GDP increased by 2.0% in Q3, matching the consensus expectation. The result was stronger than our expectation of a 1.7% gain. In the quarter, net trade was the main factor behind the gain, with smaller contributions from consumption and government spending.
Overall, net trade made a 3.0 percentage point (ppt) positive contribution to GDP growth in Q3. This was the largest boost to GDP growth from net trade since 2016 Q4. Much of the quarterly increase in net trade was due to a sharp 7.8% drop in imports. HSBC's GDP forecast was based on a smaller contribution from net trade.
Meanwhile, inventories, business investment, and residential investment made negative contributions to GDP growth.
In September, economic output declined by 0.1%. This was weaker than the consensus expectation of a 0.1% gain, and below our forecast of a flat reading. In the month, goods production fell by 0.7%, led by declines in oil and gas extraction, and manufacturing. A 0.2% gain in services output could not offset the weak performance on the goods-producing side of the economy
GDP growth slowed to 2.0% in Q3, from the prior 2.9% pace. In our view, apart for the volatility of imports and inventories, the quarterly Q3 GDP report showed some signs of consumer and business caution. Hence, much of the deceleration in growth in the quarter was linked to weaker domestic demand.
While consumption did make a positive contribution to GDP growth in the quarter, the 0.7 ppt contribution was the smallest in since 2016 Q1, and was one-half of the average contribution over the past four quarters. With residential investment also declining in the quarter, we believe that consumption and housing are feeling the pinch of past interest rate increases. This raises questions about where the neutral policy rate is located, and how many more times the Bank of Canada might raise interest rates. BoC Governor Poloz has said that rather than a numerical target, the Bank will look for signs that monetary policy is "no longer stimulating demand."
We also see evidence that consumer behaviour has been slow to change.
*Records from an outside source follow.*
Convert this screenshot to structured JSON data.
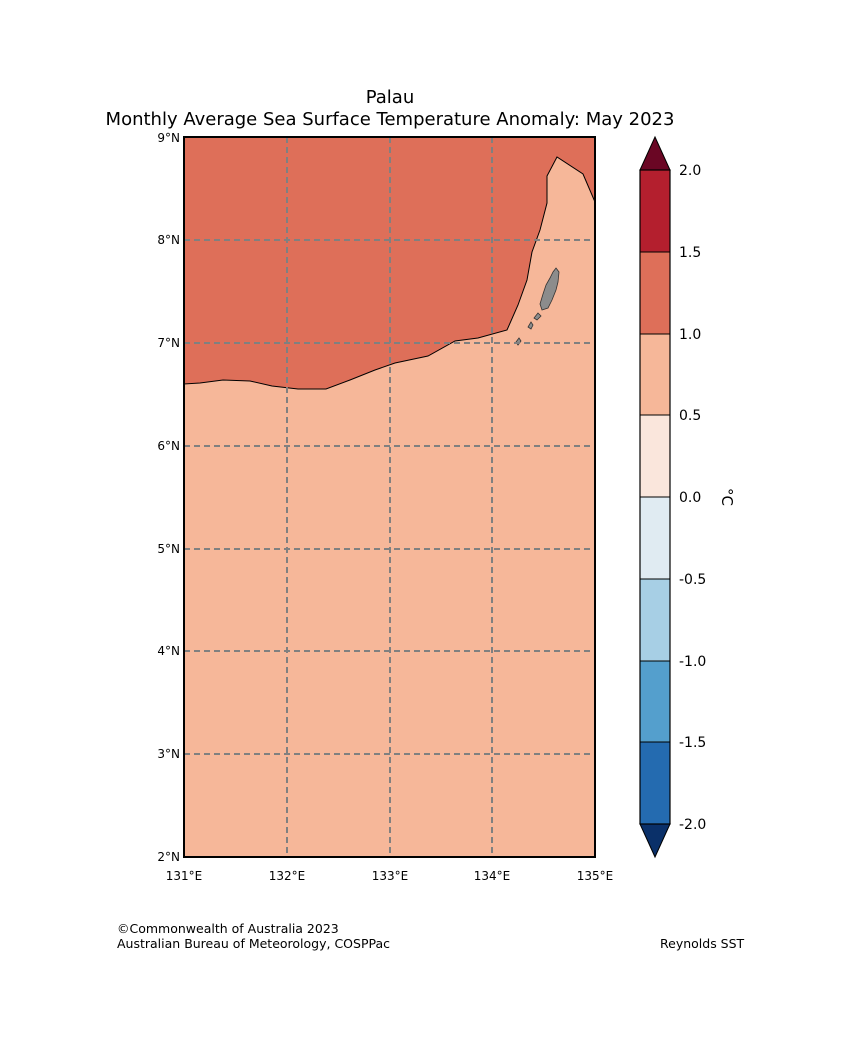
{
  "title": {
    "line1": "Palau",
    "line2": "Monthly Average Sea Surface Temperature Anomaly: May 2023"
  },
  "map": {
    "lat_labels": [
      "9°N",
      "8°N",
      "7°N",
      "6°N",
      "5°N",
      "4°N",
      "3°N",
      "2°N"
    ],
    "lon_labels": [
      "131°E",
      "132°E",
      "133°E",
      "134°E",
      "135°E"
    ],
    "regions": [
      {
        "name": "north",
        "anomaly_range": "1.0 to 1.5",
        "color": "#de6f59"
      },
      {
        "name": "south",
        "anomaly_range": "0.5 to 1.0",
        "color": "#f6b799"
      }
    ],
    "land_color": "#8c8c8c",
    "grid_color": "#808080"
  },
  "colorbar": {
    "unit_label": "°C",
    "tick_labels": [
      "2.0",
      "1.5",
      "1.0",
      "0.5",
      "0.0",
      "-0.5",
      "-1.0",
      "-1.5",
      "-2.0"
    ],
    "colors": [
      "#6a0624",
      "#b41f2e",
      "#de6f59",
      "#f6b799",
      "#fae6dc",
      "#e0ebf2",
      "#a7cfe5",
      "#549fcd",
      "#246bb0",
      "#0a3069"
    ]
  },
  "footer": {
    "copyright": "©Commonwealth of Australia 2023",
    "agency": "Australian Bureau of Meteorology, COSPPac",
    "source": "Reynolds SST"
  }
}
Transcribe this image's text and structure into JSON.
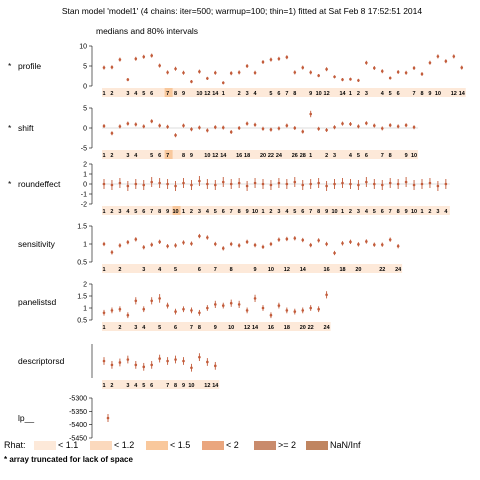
{
  "title": "Stan model 'model1' (4 chains: iter=500; warmup=100; thin=1) fitted at Sat Feb  8 17:52:51 2014",
  "subtitle": "medians and 80% intervals",
  "rhat_legend": {
    "label": "Rhat:",
    "items": [
      {
        "label": "< 1.1",
        "color": "#fde9d9"
      },
      {
        "label": "< 1.2",
        "color": "#fbd9bd"
      },
      {
        "label": "< 1.5",
        "color": "#f9c89c"
      },
      {
        "label": "< 2",
        "color": "#eaa67e"
      },
      {
        "label": ">= 2",
        "color": "#c98b6c"
      },
      {
        "label": "NaN/Inf",
        "color": "#c08560"
      }
    ]
  },
  "footnote": "*  array truncated for lack of space",
  "colors": {
    "estimate": "#c25b3a",
    "rhat_band": "#fde9d9",
    "rhat_band_dark": "#f9c89c",
    "footnote": "#c24400"
  },
  "chart_data": [
    {
      "type": "scatter",
      "param": "profile",
      "truncated": true,
      "ylim": [
        0,
        10
      ],
      "yticks": [
        "0",
        "5",
        "10"
      ],
      "index_labels": [
        "1",
        "2",
        "3",
        "4",
        "5",
        "6",
        "7",
        "8",
        "9",
        "10",
        "12",
        "14",
        "1",
        "2",
        "3",
        "4",
        "5",
        "6",
        "7",
        "8",
        "9",
        "10",
        "12",
        "14",
        "1",
        "2",
        "3",
        "4",
        "5",
        "6",
        "7",
        "8",
        "9",
        "10",
        "12",
        "14"
      ],
      "medians": [
        4.6,
        4.7,
        6.6,
        1.6,
        6.8,
        7.3,
        7.6,
        5.1,
        3.4,
        4.3,
        3.3,
        1.1,
        3.6,
        1.9,
        3.3,
        0.8,
        3.2,
        3.4,
        5.0,
        3.3,
        6.0,
        6.6,
        6.8,
        7.2,
        3.4,
        4.6,
        3.4,
        2.6,
        4.2,
        2.3,
        1.6,
        1.7,
        1.4,
        5.8,
        4.5,
        3.7,
        2.0,
        3.5,
        3.3,
        4.5,
        3.0,
        5.8,
        7.4,
        6.2,
        7.4,
        4.6
      ],
      "half_widths": [
        0.5,
        0.5,
        0.5,
        0.4,
        0.5,
        0.5,
        0.5,
        0.5,
        0.5,
        0.5,
        0.5,
        0.4,
        0.5,
        0.4,
        0.5,
        0.4,
        0.5,
        0.5,
        0.5,
        0.5,
        0.5,
        0.5,
        0.5,
        0.5,
        0.5,
        0.5,
        0.5,
        0.4,
        0.5,
        0.4,
        0.4,
        0.4,
        0.4,
        0.5,
        0.5,
        0.5,
        0.4,
        0.5,
        0.5,
        0.5,
        0.5,
        0.5,
        0.5,
        0.5,
        0.5,
        0.5
      ],
      "rhat_flags": [
        8
      ]
    },
    {
      "type": "scatter",
      "param": "shift",
      "truncated": true,
      "ylim": [
        -5,
        5
      ],
      "yticks": [
        "-5",
        "0",
        "5"
      ],
      "index_labels": [
        "1",
        "2",
        "3",
        "4",
        "5",
        "6",
        "7",
        "8",
        "9",
        "10",
        "12",
        "14",
        "16",
        "18",
        "20",
        "22",
        "24",
        "26",
        "28",
        "1",
        "2",
        "3",
        "4",
        "5",
        "6",
        "7",
        "8",
        "9",
        "10"
      ],
      "medians": [
        0.5,
        -1.3,
        0.4,
        1.1,
        0.9,
        0.4,
        1.7,
        0.6,
        0.3,
        -1.8,
        0.6,
        -0.3,
        0.1,
        -0.6,
        0.2,
        0.1,
        -1.0,
        0.0,
        1.1,
        0.8,
        -0.2,
        -0.4,
        -0.1,
        0.6,
        0.0,
        -0.9,
        3.5,
        -0.2,
        -0.5,
        0.2,
        1.1,
        1.0,
        0.4,
        1.2,
        0.6,
        -0.1,
        0.7,
        0.4,
        0.7,
        0.2
      ],
      "half_widths": [
        0.5,
        0.5,
        0.5,
        0.5,
        0.5,
        0.5,
        0.5,
        0.5,
        0.5,
        0.5,
        0.5,
        0.5,
        0.5,
        0.5,
        0.5,
        0.5,
        0.5,
        0.5,
        0.5,
        0.5,
        0.5,
        0.5,
        0.5,
        0.5,
        0.5,
        0.5,
        0.8,
        0.5,
        0.5,
        0.5,
        0.5,
        0.5,
        0.5,
        0.5,
        0.5,
        0.5,
        0.5,
        0.5,
        0.5,
        0.5
      ],
      "rhat_flags": [
        8
      ]
    },
    {
      "type": "scatter",
      "param": "roundeffect",
      "truncated": true,
      "ylim": [
        -2,
        2
      ],
      "yticks": [
        "-2",
        "-1",
        "0",
        "1",
        "2"
      ],
      "index_labels": [
        "1",
        "2",
        "3",
        "4",
        "5",
        "6",
        "7",
        "8",
        "9",
        "10",
        "1",
        "2",
        "3",
        "4",
        "5",
        "6",
        "7",
        "8",
        "9",
        "10",
        "1",
        "2",
        "3",
        "4",
        "5",
        "6",
        "7",
        "8",
        "9",
        "10",
        "1",
        "2",
        "3",
        "4",
        "5",
        "6",
        "7",
        "8",
        "9",
        "10",
        "1",
        "2",
        "3",
        "4"
      ],
      "medians": [
        0.0,
        -0.1,
        0.1,
        -0.2,
        0.0,
        -0.1,
        0.2,
        0.1,
        0.0,
        -0.2,
        0.1,
        -0.1,
        0.3,
        0.0,
        -0.1,
        0.2,
        0.0,
        0.1,
        -0.2,
        0.1,
        0.0,
        -0.1,
        0.1,
        0.0,
        0.2,
        -0.1,
        0.0,
        0.1,
        -0.2,
        0.0,
        0.1,
        0.0,
        -0.1,
        0.2,
        0.0,
        -0.1,
        0.1,
        0.0,
        0.2,
        -0.1,
        0.0,
        0.1,
        -0.2,
        0.0
      ],
      "half_widths": [
        0.5,
        0.5,
        0.5,
        0.5,
        0.5,
        0.5,
        0.5,
        0.5,
        0.5,
        0.5,
        0.5,
        0.5,
        0.5,
        0.5,
        0.5,
        0.5,
        0.5,
        0.5,
        0.5,
        0.5,
        0.5,
        0.5,
        0.5,
        0.5,
        0.5,
        0.5,
        0.5,
        0.5,
        0.5,
        0.5,
        0.5,
        0.5,
        0.5,
        0.5,
        0.5,
        0.5,
        0.5,
        0.5,
        0.5,
        0.5,
        0.5,
        0.5,
        0.5,
        0.5
      ],
      "rhat_flags": [
        9
      ]
    },
    {
      "type": "scatter",
      "param": "sensitivity",
      "truncated": false,
      "ylim": [
        0.5,
        1.5
      ],
      "yticks": [
        "0.5",
        "1",
        "1.5"
      ],
      "index_labels": [
        "1",
        "2",
        "3",
        "4",
        "5",
        "6",
        "7",
        "8",
        "9",
        "10",
        "12",
        "14",
        "16",
        "18",
        "20",
        "22",
        "24"
      ],
      "medians": [
        1.0,
        0.77,
        0.96,
        1.05,
        1.13,
        0.91,
        0.98,
        1.06,
        0.94,
        0.96,
        1.04,
        1.01,
        1.22,
        1.18,
        1.0,
        0.88,
        1.0,
        0.96,
        1.06,
        0.97,
        0.92,
        1.0,
        1.12,
        1.14,
        1.16,
        1.11,
        0.97,
        1.1,
        1.0,
        0.75,
        1.02,
        1.06,
        0.99,
        1.07,
        0.98,
        0.98,
        1.12,
        0.94
      ],
      "half_widths": [
        0.06,
        0.06,
        0.06,
        0.06,
        0.06,
        0.06,
        0.06,
        0.06,
        0.06,
        0.06,
        0.06,
        0.06,
        0.06,
        0.06,
        0.06,
        0.06,
        0.06,
        0.06,
        0.06,
        0.06,
        0.06,
        0.06,
        0.06,
        0.06,
        0.06,
        0.06,
        0.06,
        0.06,
        0.06,
        0.06,
        0.06,
        0.06,
        0.06,
        0.06,
        0.06,
        0.06,
        0.06,
        0.06
      ]
    },
    {
      "type": "scatter",
      "param": "panelistsd",
      "truncated": false,
      "ylim": [
        0.5,
        2
      ],
      "yticks": [
        "0.5",
        "1",
        "1.5",
        "2"
      ],
      "index_labels": [
        "1",
        "2",
        "3",
        "4",
        "5",
        "6",
        "7",
        "8",
        "9",
        "10",
        "12",
        "14",
        "16",
        "18",
        "20",
        "22",
        "24"
      ],
      "medians": [
        0.8,
        0.9,
        0.95,
        0.7,
        1.3,
        0.95,
        1.3,
        1.4,
        1.1,
        0.85,
        0.95,
        0.9,
        0.8,
        1.0,
        1.15,
        1.1,
        1.2,
        1.15,
        0.9,
        1.4,
        1.0,
        0.7,
        1.1,
        0.9,
        0.85,
        0.9,
        1.0,
        0.95,
        1.55
      ],
      "half_widths": [
        0.12,
        0.12,
        0.12,
        0.12,
        0.15,
        0.12,
        0.15,
        0.18,
        0.12,
        0.12,
        0.12,
        0.12,
        0.12,
        0.12,
        0.15,
        0.12,
        0.15,
        0.15,
        0.12,
        0.15,
        0.12,
        0.12,
        0.12,
        0.12,
        0.12,
        0.12,
        0.12,
        0.12,
        0.15
      ]
    },
    {
      "type": "scatter",
      "param": "descriptorsd",
      "truncated": false,
      "ylim": [
        0.7,
        1.4
      ],
      "yticks": [],
      "index_labels": [
        "1",
        "2",
        "3",
        "4",
        "5",
        "6",
        "7",
        "8",
        "9",
        "10",
        "12",
        "14"
      ],
      "medians": [
        1.05,
        0.97,
        1.02,
        1.08,
        0.97,
        0.93,
        0.97,
        1.1,
        1.05,
        1.08,
        1.05,
        0.91,
        1.13,
        1.03,
        0.95
      ],
      "half_widths": [
        0.08,
        0.08,
        0.08,
        0.08,
        0.08,
        0.08,
        0.08,
        0.08,
        0.08,
        0.08,
        0.08,
        0.08,
        0.08,
        0.08,
        0.08
      ]
    },
    {
      "type": "scatter",
      "param": "lp__",
      "truncated": false,
      "ylim": [
        -5450,
        -5300
      ],
      "yticks": [
        "-5300",
        "-5350",
        "-5400",
        "-5450"
      ],
      "index_labels": [],
      "medians": [
        -5375
      ],
      "half_widths": [
        15
      ]
    }
  ]
}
Notably, even though the housing market has slowed down to some extent, and rising rates are starting to squeeze disposable income, the household sector continues to run a historically large net financial deficit. As a result, gross investment (which is largely housing-related) continues to far exceed gross savings. Reinforcing this point, note that the household net savings rate has fallen to 0.8% of disposable income, matching a 15-year low. It thus appears that as debt growth has slowed, and even though debt service costs are rising and squeezing disposable income, households are attempting to limit the downward pressure on consumption spending. We continue to have concerns that a debt overhang, owing to high levels of debt, will weigh on the rate of growth of consumption in coming quarters.
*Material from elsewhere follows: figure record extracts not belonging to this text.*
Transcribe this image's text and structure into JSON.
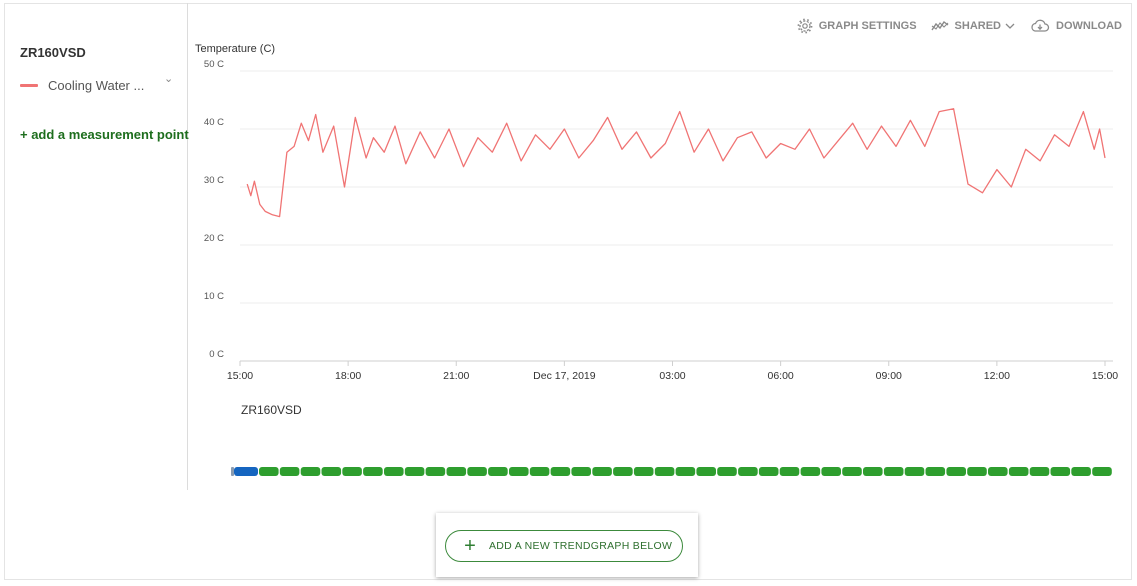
{
  "sidebar": {
    "asset_name": "ZR160VSD",
    "measurement_point": {
      "label": "Cooling Water ...",
      "color": "#f07474",
      "chevron": "chevron-down-icon"
    },
    "add_measurement_label": "+ add a measurement point",
    "accent_color": "#1e6e1e"
  },
  "toolbar": {
    "graph_settings": {
      "label": "GRAPH SETTINGS",
      "icon": "gear-icon"
    },
    "shared": {
      "label": "SHARED",
      "icon": "trend-icon"
    },
    "download": {
      "label": "DOWNLOAD",
      "icon": "cloud-download-icon"
    }
  },
  "chart_data": {
    "type": "line",
    "title": "",
    "ylabel": "Temperature (C)",
    "xlabel": "",
    "ylim": [
      0,
      50
    ],
    "y_ticks": [
      "0 C",
      "10 C",
      "20 C",
      "30 C",
      "40 C",
      "50 C"
    ],
    "x_ticks": [
      "15:00",
      "18:00",
      "21:00",
      "Dec 17, 2019",
      "03:00",
      "06:00",
      "09:00",
      "12:00",
      "15:00"
    ],
    "x_range_hours": [
      0,
      24
    ],
    "grid": true,
    "series": [
      {
        "name": "Cooling Water ...",
        "color": "#f07474",
        "x": [
          0.2,
          0.3,
          0.4,
          0.55,
          0.7,
          0.9,
          1.1,
          1.3,
          1.5,
          1.7,
          1.9,
          2.1,
          2.3,
          2.6,
          2.9,
          3.2,
          3.5,
          3.7,
          4.0,
          4.3,
          4.6,
          5.0,
          5.4,
          5.8,
          6.2,
          6.6,
          7.0,
          7.4,
          7.8,
          8.2,
          8.6,
          9.0,
          9.4,
          9.8,
          10.2,
          10.6,
          11.0,
          11.4,
          11.8,
          12.2,
          12.6,
          13.0,
          13.4,
          13.8,
          14.2,
          14.6,
          15.0,
          15.4,
          15.8,
          16.2,
          16.6,
          17.0,
          17.4,
          17.8,
          18.2,
          18.6,
          19.0,
          19.4,
          19.8,
          20.2,
          20.6,
          21.0,
          21.4,
          21.8,
          22.2,
          22.6,
          23.0,
          23.4,
          23.7,
          23.85,
          24.0
        ],
        "y": [
          30.5,
          28.5,
          31.0,
          27.0,
          25.8,
          25.2,
          24.9,
          36.0,
          37.0,
          41.0,
          38.0,
          42.5,
          36.0,
          40.5,
          30.0,
          42.0,
          35.0,
          38.5,
          36.0,
          40.5,
          34.0,
          39.5,
          35.0,
          40.0,
          33.5,
          38.5,
          36.0,
          41.0,
          34.5,
          39.0,
          36.5,
          40.0,
          35.0,
          38.0,
          42.0,
          36.5,
          39.5,
          35.0,
          37.5,
          43.0,
          36.0,
          40.0,
          34.5,
          38.5,
          39.5,
          35.0,
          37.5,
          36.5,
          40.0,
          35.0,
          38.0,
          41.0,
          36.5,
          40.5,
          37.0,
          41.5,
          37.0,
          43.0,
          43.5,
          30.5,
          29.0,
          33.0,
          30.0,
          36.5,
          34.5,
          39.0,
          37.0,
          43.0,
          36.5,
          40.0,
          35.0
        ]
      }
    ]
  },
  "status_bar": {
    "title": "ZR160VSD",
    "colors": {
      "running": "#2e9e2e",
      "selected": "#1565c0",
      "stub": "#8a9bb0"
    },
    "segments": 41
  },
  "add_graph": {
    "label": "ADD A NEW TRENDGRAPH BELOW",
    "icon": "plus-icon"
  }
}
Meanwhile, business investment made its first negative contribution to GDP growth in seven quarters. There were declines in both non-residential construction and machinery and equipment. Investment in Q3 was a marked reversal from the positive performance over the past few quarters. To the extent that the weak investment in Q3 reflected the uncertainty over the fate of trade negotiations between the US, Mexico, and Canada, the agreement on the USMCA should alleviate some of the business anxiety. This could help to set the stage for improved investment in Q4. Another potentially positive sign is that non-financial corporate profits improved in Q3. That said, there are also mounting signs of downside risks to global economic growth, commodity prices have declined, and there are ongoing competitive challenges that could limit corporate enthusiasm to expand in Canada.
The sharp drop in inventories in Q3 is unlikely to be sustainable, and we look for inventories to make a positive contribution to GDP growth in Q4. However, we are also unlikely to see imports decline as sharply as they did in Q3. We expect reversals in inventories and imports to effectively offset one another in Q4. Hence, we continue to expect GDP growth of only 1.6% in Q4. That said, the decline in GDP in September provides a weak hand-off from Q3, and introduces some downside risk to our Q4 forecast. To reach our 1.6% forecast, GDP will need to expand by 0.2% per month in Q4, which is above the average 0.1% growth observed year-to-date.
The report reinforce our view that the Bank of Canada will leave rates on hold on 5 December.